Gerade in unsicheren Zeiten wie diesen komme es auf Politiker wie Mogherini an. Wörtlich sagte der Präsident: „Wo unser Leben immer mehr von Katastrophen, Kriegen, Populismus und immer häufiger auch von Lügen und blankem Hass gekennzeichnet ist, zeichnet sich die Arbeit von Frau Mogherini seit Jahren durch ihre unermüdliche Verteidigung unserer europäischen Werte von Frieden, Demokratie, Menschenrechten, Respekt, Toleranz, Dialog und Pluralismus in der Welt aus.“
Erster Preisträger Vaclav Havel
Der mit 10000 Euro dotierte Preis wird seit 2009 verliehen. Erster Preisträger war Vaclav Havel, ehemaliger tschechischer Staatspräsident, Widerstandskämpfer und Schriftsteller, ein Mann, der zu Lebzeiten für die europäischen Werte eintrat. 2010 ging der Preis an die Anwältin und Menschenrechtlerin Shirin Ebadi, die sich im Kampf gegen die Unterdrückung von Frauen im Iran einen Namen gemacht hat. Zuletzt wurde der Preis verliehen an die internationale Organisation „Reporter ohne Grenzen“. Federico Mogherini befindet sich also in guter Gesellschaft. Sie will das Preisgeld einem Schulprojekt für syrische Flüchtlingskinder spenden.

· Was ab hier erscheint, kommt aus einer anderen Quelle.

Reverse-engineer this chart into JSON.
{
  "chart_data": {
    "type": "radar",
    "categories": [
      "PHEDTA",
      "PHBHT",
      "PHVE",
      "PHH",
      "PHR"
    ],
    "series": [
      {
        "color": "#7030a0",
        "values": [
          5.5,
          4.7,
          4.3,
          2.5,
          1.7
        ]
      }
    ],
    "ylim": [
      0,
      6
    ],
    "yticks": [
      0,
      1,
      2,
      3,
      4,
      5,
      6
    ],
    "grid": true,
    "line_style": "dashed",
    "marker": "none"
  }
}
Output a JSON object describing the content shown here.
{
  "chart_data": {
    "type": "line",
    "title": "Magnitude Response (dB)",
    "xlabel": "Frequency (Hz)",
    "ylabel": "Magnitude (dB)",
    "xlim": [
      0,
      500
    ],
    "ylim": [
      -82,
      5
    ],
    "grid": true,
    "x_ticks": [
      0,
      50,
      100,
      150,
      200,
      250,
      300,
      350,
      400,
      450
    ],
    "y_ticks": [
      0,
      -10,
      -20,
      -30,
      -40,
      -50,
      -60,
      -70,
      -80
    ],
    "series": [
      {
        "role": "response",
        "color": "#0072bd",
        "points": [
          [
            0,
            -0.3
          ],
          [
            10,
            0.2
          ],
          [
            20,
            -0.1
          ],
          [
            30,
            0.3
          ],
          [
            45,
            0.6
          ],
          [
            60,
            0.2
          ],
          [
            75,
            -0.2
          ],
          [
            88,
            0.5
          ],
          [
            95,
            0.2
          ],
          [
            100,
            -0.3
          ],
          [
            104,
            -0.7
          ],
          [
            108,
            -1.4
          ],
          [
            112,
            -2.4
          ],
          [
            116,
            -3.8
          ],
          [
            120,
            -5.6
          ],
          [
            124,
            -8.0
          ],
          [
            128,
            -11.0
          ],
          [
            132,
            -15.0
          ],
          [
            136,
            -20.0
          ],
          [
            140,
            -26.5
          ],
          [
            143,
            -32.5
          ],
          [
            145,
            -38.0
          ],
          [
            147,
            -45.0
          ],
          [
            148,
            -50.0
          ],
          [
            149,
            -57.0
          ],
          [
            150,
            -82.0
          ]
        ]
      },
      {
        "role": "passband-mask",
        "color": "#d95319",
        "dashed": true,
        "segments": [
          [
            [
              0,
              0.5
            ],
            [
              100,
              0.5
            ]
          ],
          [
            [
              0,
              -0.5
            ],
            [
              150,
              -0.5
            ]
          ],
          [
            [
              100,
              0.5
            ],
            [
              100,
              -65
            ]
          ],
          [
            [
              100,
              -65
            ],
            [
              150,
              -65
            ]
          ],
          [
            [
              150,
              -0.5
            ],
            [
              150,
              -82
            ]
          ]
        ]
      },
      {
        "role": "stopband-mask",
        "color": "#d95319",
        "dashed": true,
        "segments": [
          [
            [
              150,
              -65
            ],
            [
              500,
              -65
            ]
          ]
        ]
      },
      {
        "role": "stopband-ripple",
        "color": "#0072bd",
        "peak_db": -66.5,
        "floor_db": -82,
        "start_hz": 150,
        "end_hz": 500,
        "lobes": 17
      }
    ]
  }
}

Dass die Italienerin den Preis erhielt, ist ihren internationalen Erfolgen geschuldet, wie Schulz an Beispielen erläuterte: das Nuklearabkommen mit dem Iran, der Friedensprozess zwischen Israel und Palästina, die Waffenruhe in Kolumbien, die Entwicklung auf der Insel Zypern. „Was diese Frau leistet, ist großartig“, rühmte Schuld die Erfolge der Frau, die „zum Gesicht der EU-Außenpolitik“ geworden sei.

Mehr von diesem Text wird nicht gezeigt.